Não consigo ver o caminho adiante, pois tão grande é a família. Posso perguntar a uma delas porque se atravessa no meu caminho mas as outras curiosas aproximam-se, juntam-se numa só e não me deixam passar.
Continuo sem ver o céu lá em baixo. Espreito agora que a tempestade parece ter passado e o Sol começa a piscar o olho com ar matreiro. Mas tenho medo de lhe perguntar porque me faz aquele sinal. Se lhe pergunto pode levar a mal. Se lhe pergunto posso despertar a atenção novamente às suas vizinhas, que cedo acorrem por curiosidade, se juntam tão juntas para cuscar, transformando-se na neblina que não me deixava ver o que mais queria.
Encontrei uma escada.
Desço por ali abaixo.
Pensava que havia apenas um andar de nuvens mas parece que o construtor sabia que cada uma deveria viver em andares separados.
Há correntes que movem as nuvens mais depressa ou com mais acalmia, independentemente do andar que habitam.
Mas cá para baixo as tempestades são sempre menores, ou pelo menos os raios estão mais afastados.
Desço.
A escada estica e cresce.
Olho para o retrovisor e leio o aviso: "Os objectos estão mais perto daquilo que parecem". E nessa altura apercebo-me.
Quando penso que estou a chegar mais perto do céu lá em baixo, parece que estou mais longe.
Apetecia-me perguntar quantos degraus faltam mas tenho medo que a escada cresça para me explicar.
Se não pergunto fico na dúvida.
Se perguntar tenho receio.
Mas todas as perguntas têm resposta desde que estejamos preparados para a ouvir.
Perguntei e apercebi-me que…
já sabia a resposta… só não sabia fazer a pergunta.
Mas o céu ficou um pouco mais claro, mesmo que chova, pelo menos esta chuva molhará certamente doutra forma.
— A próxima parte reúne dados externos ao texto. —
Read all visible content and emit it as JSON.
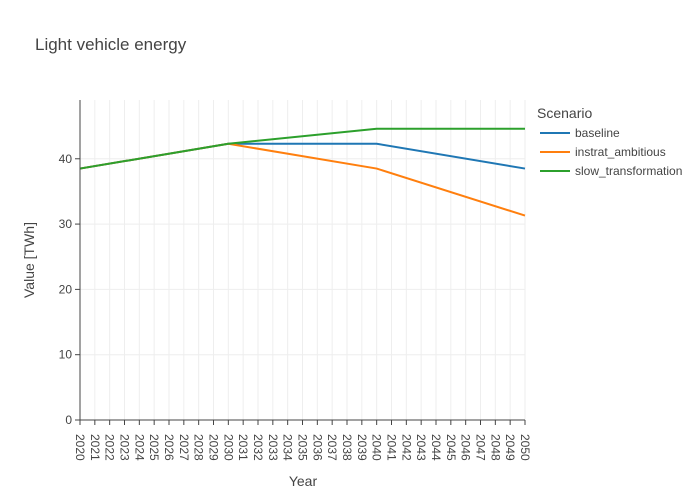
{
  "chart_data": {
    "type": "line",
    "title": "Light vehicle energy",
    "xlabel": "Year",
    "ylabel": "Value [TWh]",
    "x": [
      2020,
      2030,
      2040,
      2050
    ],
    "xticks": [
      "2020",
      "2021",
      "2022",
      "2023",
      "2024",
      "2025",
      "2026",
      "2027",
      "2028",
      "2029",
      "2030",
      "2031",
      "2032",
      "2033",
      "2034",
      "2035",
      "2036",
      "2037",
      "2038",
      "2039",
      "2040",
      "2041",
      "2042",
      "2043",
      "2044",
      "2045",
      "2046",
      "2047",
      "2048",
      "2049",
      "2050"
    ],
    "xlim": [
      2020,
      2050
    ],
    "yticks": [
      0,
      10,
      20,
      30,
      40
    ],
    "ylim": [
      0,
      49
    ],
    "grid": true,
    "legend": {
      "title": "Scenario",
      "placement": "top-right"
    },
    "series": [
      {
        "name": "baseline",
        "color": "#1f77b4",
        "values": [
          38.5,
          42.3,
          42.3,
          38.5
        ]
      },
      {
        "name": "instrat_ambitious",
        "color": "#ff7f0e",
        "values": [
          38.5,
          42.3,
          38.5,
          31.3
        ]
      },
      {
        "name": "slow_transformation",
        "color": "#2ca02c",
        "values": [
          38.5,
          42.3,
          44.6,
          44.6
        ]
      }
    ]
  }
}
Talvez até seque mais rapidamente, se o vento soprar com força.
Sinto a brisa levar-me para uma estrada. Mas não vejo indicações… mas será que as quero?
Talvez me deixe repousar na manta do vento e deixar que ela me aconchegue.
Talvez ela me deixe cair devagar e ao céu chegar sem me ferir, sem me magoar.
Se pergunto ao vento se demora, ele chateia-se e vira-me ao contrário.
Largo a escada, confio no vento, mesmo que me leve onde não queira mesmo que me leve para as nuvens.
Nisto lembro-me daquelas gotas bisbilhoteiras e chove novamente.
Deixo-me molhar mas mantenho a boca de fora, pois o nariz está entupido e não consegue cheirar o rasto que me leva ao caminho que me conduzia.
Estou tão perdido que começo a acreditar que por sorte encontrarei o Sol à minha espera no céu lá em baixo.